Doch zehn Jahre später sollen viele trotzdem mehrere Tausend Euro zahlen. „Einige Anwälte haben es versäumt, in den Vergleichen mit den Sparkassen die Innenhaftung auszuschließen“, sagt Hindahl. Während sie von den privaten Krediten befreit sind, müssen sie als Exanteilseigner deshalb nun für Schulden einstehen, die auf Fondsebene gemacht wurden.

Die lückenhaften Vergleiche seien „ein klarer Fall von anwaltlicher Falschberatung“, sagt Hindahl, der mehrere Haftungsklagen vorbereitet. Auch in anderen Fällen wenden sich Anleger gegen ihre Anwälte. „Früher war das die Ausnahme, inzwischen kommt fast wöchentlich eine Anfrage.“

Tücken im Kleingedruckten einer Rechtsschutzversicherung

Fälle gibt es genug, immer wieder haben Kanzleien im Massengeschäft schwere Fehler gemacht. So hat der Bundesgerichtshof im vergangenen Jahr in mehreren Urteilen Anträge auf Schlichtungen für ungültig erklärt, die eine Kanzlei aus Süddeutschland für Dutzende Mandanten eingereicht hatte (III ZR 189/14, 191/14, 198/14 und 227/14).

In dem Fall ging es um Anleger, die von Mitarbeitern des Finanzvertriebs AWD um die Jahrtausendwende in geschlossene Immobilienfonds gelockt wurden. Die brachten ihnen später Verluste ein. Kurz vor Ablauf der Verjährungsfrist Ende 2011 reichte die Kanzlei zahlreiche Güteanträge bei einer Schlichtungsstelle in Freiburg ein. Dies sollte vor allem die Verjährung hemmen: Anleger hätten also auch noch vor Gericht ziehen können, wenn die Schlichtung scheitert. Eine beliebte und oft sinnvolle Strategie, denn Schlichtungen sind günstiger als Prozesse.

Doch daraus wurde nichts.
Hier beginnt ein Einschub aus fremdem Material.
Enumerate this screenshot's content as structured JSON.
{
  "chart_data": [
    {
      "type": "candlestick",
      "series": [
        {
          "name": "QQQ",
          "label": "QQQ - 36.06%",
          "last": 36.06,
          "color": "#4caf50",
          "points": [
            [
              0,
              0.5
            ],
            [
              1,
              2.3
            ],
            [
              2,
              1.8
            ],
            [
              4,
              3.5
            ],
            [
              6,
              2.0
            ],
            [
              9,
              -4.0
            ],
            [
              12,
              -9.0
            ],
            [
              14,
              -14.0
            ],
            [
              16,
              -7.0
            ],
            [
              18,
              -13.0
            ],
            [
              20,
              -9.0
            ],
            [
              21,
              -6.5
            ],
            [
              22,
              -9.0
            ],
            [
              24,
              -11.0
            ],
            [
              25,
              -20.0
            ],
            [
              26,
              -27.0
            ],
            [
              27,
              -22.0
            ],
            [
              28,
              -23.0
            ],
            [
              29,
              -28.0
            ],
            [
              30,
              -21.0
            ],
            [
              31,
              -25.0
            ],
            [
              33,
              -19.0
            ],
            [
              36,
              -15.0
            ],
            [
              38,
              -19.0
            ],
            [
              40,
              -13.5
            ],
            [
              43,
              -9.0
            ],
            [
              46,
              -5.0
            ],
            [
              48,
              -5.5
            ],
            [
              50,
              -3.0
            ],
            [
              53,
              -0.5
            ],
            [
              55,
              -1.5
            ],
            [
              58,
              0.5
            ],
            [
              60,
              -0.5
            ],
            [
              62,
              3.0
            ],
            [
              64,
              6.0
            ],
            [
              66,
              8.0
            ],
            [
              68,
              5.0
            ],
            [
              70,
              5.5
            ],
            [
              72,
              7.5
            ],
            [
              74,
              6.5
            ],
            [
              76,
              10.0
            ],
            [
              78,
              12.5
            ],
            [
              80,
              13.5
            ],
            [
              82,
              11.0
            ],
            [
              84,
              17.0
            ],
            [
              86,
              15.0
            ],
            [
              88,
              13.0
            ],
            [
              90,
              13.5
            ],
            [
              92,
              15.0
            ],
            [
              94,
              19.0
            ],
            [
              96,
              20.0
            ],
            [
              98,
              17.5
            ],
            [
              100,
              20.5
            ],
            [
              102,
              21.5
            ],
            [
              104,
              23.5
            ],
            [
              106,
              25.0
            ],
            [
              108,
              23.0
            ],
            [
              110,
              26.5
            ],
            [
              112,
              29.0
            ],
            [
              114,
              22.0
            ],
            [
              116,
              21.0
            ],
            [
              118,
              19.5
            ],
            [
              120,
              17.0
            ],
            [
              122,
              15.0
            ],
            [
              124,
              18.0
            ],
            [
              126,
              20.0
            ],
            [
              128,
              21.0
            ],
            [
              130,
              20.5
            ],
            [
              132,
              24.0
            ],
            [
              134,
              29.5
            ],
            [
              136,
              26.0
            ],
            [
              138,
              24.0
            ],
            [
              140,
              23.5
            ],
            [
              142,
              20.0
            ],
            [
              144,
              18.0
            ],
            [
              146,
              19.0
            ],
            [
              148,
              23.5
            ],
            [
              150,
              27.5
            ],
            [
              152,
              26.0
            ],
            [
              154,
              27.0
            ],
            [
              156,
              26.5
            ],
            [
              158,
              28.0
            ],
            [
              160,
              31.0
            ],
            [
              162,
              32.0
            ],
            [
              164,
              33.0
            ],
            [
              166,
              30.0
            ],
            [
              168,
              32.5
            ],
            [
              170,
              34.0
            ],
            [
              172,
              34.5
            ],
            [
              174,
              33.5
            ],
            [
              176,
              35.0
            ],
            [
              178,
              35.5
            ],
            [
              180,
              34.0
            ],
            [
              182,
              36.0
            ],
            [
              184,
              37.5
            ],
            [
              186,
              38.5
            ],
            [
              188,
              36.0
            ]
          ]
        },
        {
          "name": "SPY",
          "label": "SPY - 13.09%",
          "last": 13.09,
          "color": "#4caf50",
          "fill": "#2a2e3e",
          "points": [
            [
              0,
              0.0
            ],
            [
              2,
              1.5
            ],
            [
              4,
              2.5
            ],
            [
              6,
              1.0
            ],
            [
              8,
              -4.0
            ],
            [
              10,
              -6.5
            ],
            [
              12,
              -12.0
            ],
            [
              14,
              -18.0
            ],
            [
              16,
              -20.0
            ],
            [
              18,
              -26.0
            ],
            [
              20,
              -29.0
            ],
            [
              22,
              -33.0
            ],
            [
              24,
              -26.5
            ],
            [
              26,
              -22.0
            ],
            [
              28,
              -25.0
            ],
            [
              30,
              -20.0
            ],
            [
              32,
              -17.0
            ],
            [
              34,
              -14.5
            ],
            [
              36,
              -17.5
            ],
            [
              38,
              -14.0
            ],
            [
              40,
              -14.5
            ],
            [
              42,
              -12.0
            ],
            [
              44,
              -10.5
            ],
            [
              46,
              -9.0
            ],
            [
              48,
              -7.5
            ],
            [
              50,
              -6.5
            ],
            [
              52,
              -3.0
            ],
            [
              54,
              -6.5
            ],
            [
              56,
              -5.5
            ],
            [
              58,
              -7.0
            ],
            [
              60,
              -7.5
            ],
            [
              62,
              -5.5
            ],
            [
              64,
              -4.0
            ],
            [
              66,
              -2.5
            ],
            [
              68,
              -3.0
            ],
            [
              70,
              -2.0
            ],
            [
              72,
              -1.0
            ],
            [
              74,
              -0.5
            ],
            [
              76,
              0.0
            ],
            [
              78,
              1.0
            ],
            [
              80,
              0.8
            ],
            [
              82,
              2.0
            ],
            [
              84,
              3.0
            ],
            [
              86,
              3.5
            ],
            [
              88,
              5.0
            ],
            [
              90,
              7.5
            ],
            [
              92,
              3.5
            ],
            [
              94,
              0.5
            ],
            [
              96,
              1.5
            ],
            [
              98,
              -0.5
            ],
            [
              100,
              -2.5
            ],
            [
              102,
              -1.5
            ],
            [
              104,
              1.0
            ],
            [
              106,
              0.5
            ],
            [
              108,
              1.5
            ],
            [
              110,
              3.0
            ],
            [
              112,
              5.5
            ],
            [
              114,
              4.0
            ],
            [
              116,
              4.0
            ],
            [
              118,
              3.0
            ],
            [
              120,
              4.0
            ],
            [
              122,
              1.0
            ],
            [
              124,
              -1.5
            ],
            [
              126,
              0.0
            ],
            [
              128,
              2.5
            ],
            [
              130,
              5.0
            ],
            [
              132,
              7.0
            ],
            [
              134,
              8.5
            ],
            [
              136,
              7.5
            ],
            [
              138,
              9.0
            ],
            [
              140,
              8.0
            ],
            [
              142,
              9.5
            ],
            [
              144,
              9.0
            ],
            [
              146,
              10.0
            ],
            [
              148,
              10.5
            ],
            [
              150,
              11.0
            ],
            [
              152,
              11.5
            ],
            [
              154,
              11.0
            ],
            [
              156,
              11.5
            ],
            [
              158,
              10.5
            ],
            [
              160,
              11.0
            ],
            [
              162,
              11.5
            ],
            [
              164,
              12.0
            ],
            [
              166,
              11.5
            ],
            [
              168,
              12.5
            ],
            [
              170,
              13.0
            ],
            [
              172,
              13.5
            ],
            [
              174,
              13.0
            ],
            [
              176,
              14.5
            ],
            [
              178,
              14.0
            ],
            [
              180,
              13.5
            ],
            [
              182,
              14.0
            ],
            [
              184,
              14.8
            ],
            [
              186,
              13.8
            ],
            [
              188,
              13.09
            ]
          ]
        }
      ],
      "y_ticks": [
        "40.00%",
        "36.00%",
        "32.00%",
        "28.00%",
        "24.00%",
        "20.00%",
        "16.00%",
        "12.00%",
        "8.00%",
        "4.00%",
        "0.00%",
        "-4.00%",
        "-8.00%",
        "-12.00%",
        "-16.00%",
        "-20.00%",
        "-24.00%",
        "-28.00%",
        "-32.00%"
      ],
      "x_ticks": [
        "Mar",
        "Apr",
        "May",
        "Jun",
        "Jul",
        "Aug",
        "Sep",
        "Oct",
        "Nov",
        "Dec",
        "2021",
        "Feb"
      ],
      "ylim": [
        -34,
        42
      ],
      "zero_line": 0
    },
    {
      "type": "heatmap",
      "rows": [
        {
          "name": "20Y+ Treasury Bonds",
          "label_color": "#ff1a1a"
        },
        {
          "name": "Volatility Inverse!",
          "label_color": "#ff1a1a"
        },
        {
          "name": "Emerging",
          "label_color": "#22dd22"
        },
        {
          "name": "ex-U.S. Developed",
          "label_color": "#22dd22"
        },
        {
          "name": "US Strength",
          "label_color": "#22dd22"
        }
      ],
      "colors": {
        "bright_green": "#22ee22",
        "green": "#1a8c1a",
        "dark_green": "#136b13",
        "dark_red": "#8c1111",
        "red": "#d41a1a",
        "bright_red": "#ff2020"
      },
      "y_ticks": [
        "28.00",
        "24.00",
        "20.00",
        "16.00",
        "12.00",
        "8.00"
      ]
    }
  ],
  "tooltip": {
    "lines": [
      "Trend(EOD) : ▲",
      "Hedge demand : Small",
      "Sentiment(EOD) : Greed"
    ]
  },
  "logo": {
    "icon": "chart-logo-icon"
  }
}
Die obersten Zivilrichter rügten, dass die Anträge schlampig formuliert waren – und stellten klar: Die Anträge müssten Informationen zum Investment, zur Anlagesumme und zum Beratungszeitraum enthalten und zumindest grob umreißen, wie die Beratung lief. Da diese Anforderungen nicht erfüllt seien, hätten die Anträge die Verjährung nicht gehemmt.
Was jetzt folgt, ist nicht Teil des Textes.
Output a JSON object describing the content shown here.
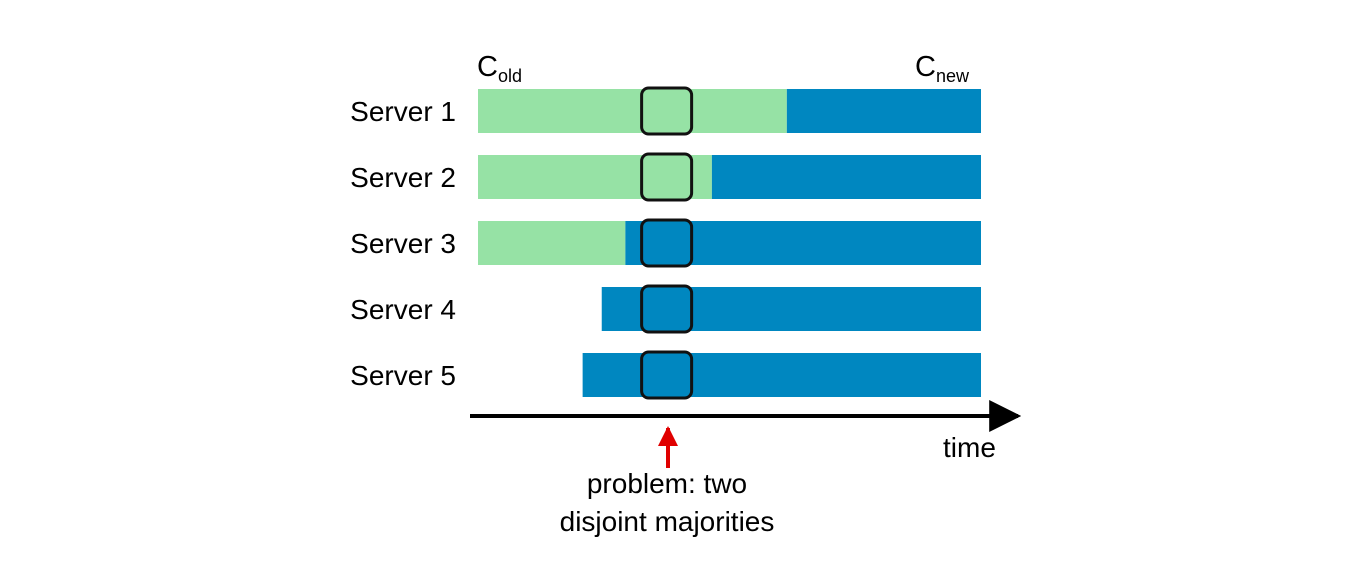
{
  "colors": {
    "old_config": "#96e2a5",
    "new_config": "#0087c0",
    "highlight_border": "#111111",
    "axis": "#000000",
    "problem_arrow": "#e00000"
  },
  "config_labels": {
    "old": {
      "main": "C",
      "sub": "old"
    },
    "new": {
      "main": "C",
      "sub": "new"
    }
  },
  "servers": [
    {
      "label": "Server 1",
      "old_start": 0.0,
      "switch": 0.614,
      "end": 1.0
    },
    {
      "label": "Server 2",
      "old_start": 0.0,
      "switch": 0.465,
      "end": 1.0
    },
    {
      "label": "Server 3",
      "old_start": 0.0,
      "switch": 0.293,
      "end": 1.0
    },
    {
      "label": "Server 4",
      "old_start": null,
      "switch": 0.246,
      "end": 1.0
    },
    {
      "label": "Server 5",
      "old_start": null,
      "switch": 0.208,
      "end": 1.0
    }
  ],
  "highlight_time": 0.375,
  "axis": {
    "label": "time"
  },
  "problem": {
    "lines": [
      "problem: two",
      "disjoint majorities"
    ]
  }
}
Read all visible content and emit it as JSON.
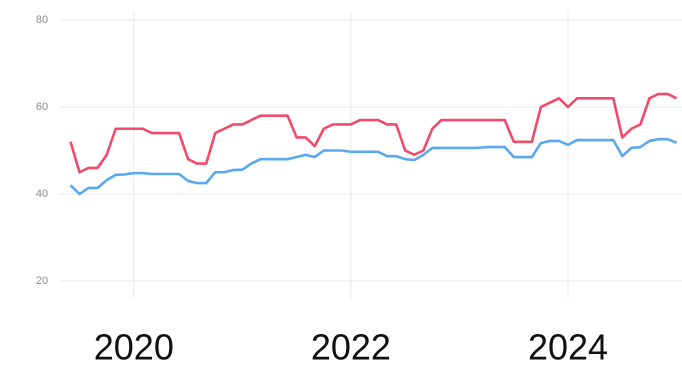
{
  "chart_data": {
    "type": "line",
    "x": [
      2019.417,
      2019.5,
      2019.583,
      2019.667,
      2019.75,
      2019.833,
      2019.917,
      2020,
      2020.083,
      2020.167,
      2020.25,
      2020.333,
      2020.417,
      2020.5,
      2020.583,
      2020.667,
      2020.75,
      2020.833,
      2020.917,
      2021,
      2021.083,
      2021.167,
      2021.25,
      2021.333,
      2021.417,
      2021.5,
      2021.583,
      2021.667,
      2021.75,
      2021.833,
      2021.917,
      2022,
      2022.083,
      2022.167,
      2022.25,
      2022.333,
      2022.417,
      2022.5,
      2022.583,
      2022.667,
      2022.75,
      2022.833,
      2022.917,
      2023,
      2023.083,
      2023.167,
      2023.25,
      2023.333,
      2023.417,
      2023.5,
      2023.583,
      2023.667,
      2023.75,
      2023.833,
      2023.917,
      2024,
      2024.083,
      2024.167,
      2024.25,
      2024.333,
      2024.417,
      2024.5,
      2024.583,
      2024.667,
      2024.75,
      2024.833,
      2024.917,
      2025
    ],
    "series": [
      {
        "color": "#f24b6a",
        "values": [
          52,
          45,
          46,
          46,
          49,
          55,
          55,
          55,
          55,
          54,
          54,
          54,
          54,
          48,
          47,
          47,
          54,
          55,
          56,
          56,
          57,
          58,
          58,
          58,
          58,
          53,
          53,
          51,
          55,
          56,
          56,
          56,
          57,
          57,
          57,
          56,
          56,
          50,
          49,
          50,
          55,
          57,
          57,
          57,
          57,
          57,
          57,
          57,
          57,
          52,
          52,
          52,
          60,
          61,
          62,
          60,
          62,
          62,
          62,
          62,
          62,
          53,
          55,
          56,
          62,
          63,
          63,
          62
        ]
      },
      {
        "color": "#5aa8ef",
        "values": [
          42,
          40,
          41.4,
          41.4,
          43.2,
          44.4,
          44.5,
          44.8,
          44.8,
          44.6,
          44.6,
          44.6,
          44.6,
          43,
          42.5,
          42.5,
          45,
          45,
          45.5,
          45.6,
          47,
          48,
          48,
          48,
          48,
          48.5,
          49,
          48.5,
          50,
          50,
          50,
          49.7,
          49.7,
          49.7,
          49.7,
          48.7,
          48.7,
          48,
          47.8,
          49,
          50.6,
          50.6,
          50.6,
          50.6,
          50.6,
          50.6,
          50.8,
          50.8,
          50.8,
          48.5,
          48.5,
          48.5,
          51.7,
          52.2,
          52.2,
          51.3,
          52.4,
          52.4,
          52.4,
          52.4,
          52.4,
          48.7,
          50.6,
          50.8,
          52.2,
          52.6,
          52.6,
          51.8
        ]
      }
    ],
    "xlim": [
      2019.32,
      2025.05
    ],
    "xticks": [
      2020,
      2022,
      2024
    ],
    "ylim": [
      16,
      84
    ],
    "yticks": [
      20,
      40,
      60,
      80
    ],
    "grid": true
  }
}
Auch ein weiteres BGH-Urteil macht den Massen-Akquisiteuren unter den Anlegeranwälten zu schaffen. Ende 2015 haben die Richter klargestellt: Rechtsschutzversicherer können ihre Verpflichtung gegenüber Anlegern nicht nur erfüllen, indem sie das Vorgehen gegen Banken, Fondsanbieter oder Vermittler bezahlen. Stattdessen können sie auch Prozesse gegen fragwürdige Honorarforderungen von Anwälten finanzieren (IV ZR 266/14). Wer Prozesse oder Anträge ohne Erfolgsaussichten einreicht, muss deshalb nun mit Gegenwind rechnen, sobald Versicherer im Boot sind.

Dabei ging es erneut um die Göttinger Gruppe: Eine Kanzlei hatte im Jahr 2011 Schlichtungsanträge eingereicht, um die Verjährung von Anlegeransprüchen zu verhindern. Der Rechtschutzversicherer der Anleger argumentierte aber, die Kanzlei hätte genug Zeit gehabt, Ansprüche fristgerecht geltend zu machen – und Klagen womöglich bewusst verzögert. Denn für die Schlichtungsanträge konnten die Anwälte Gebühren abrechnen: Je mehr Anträge, desto mehr kassieren sie.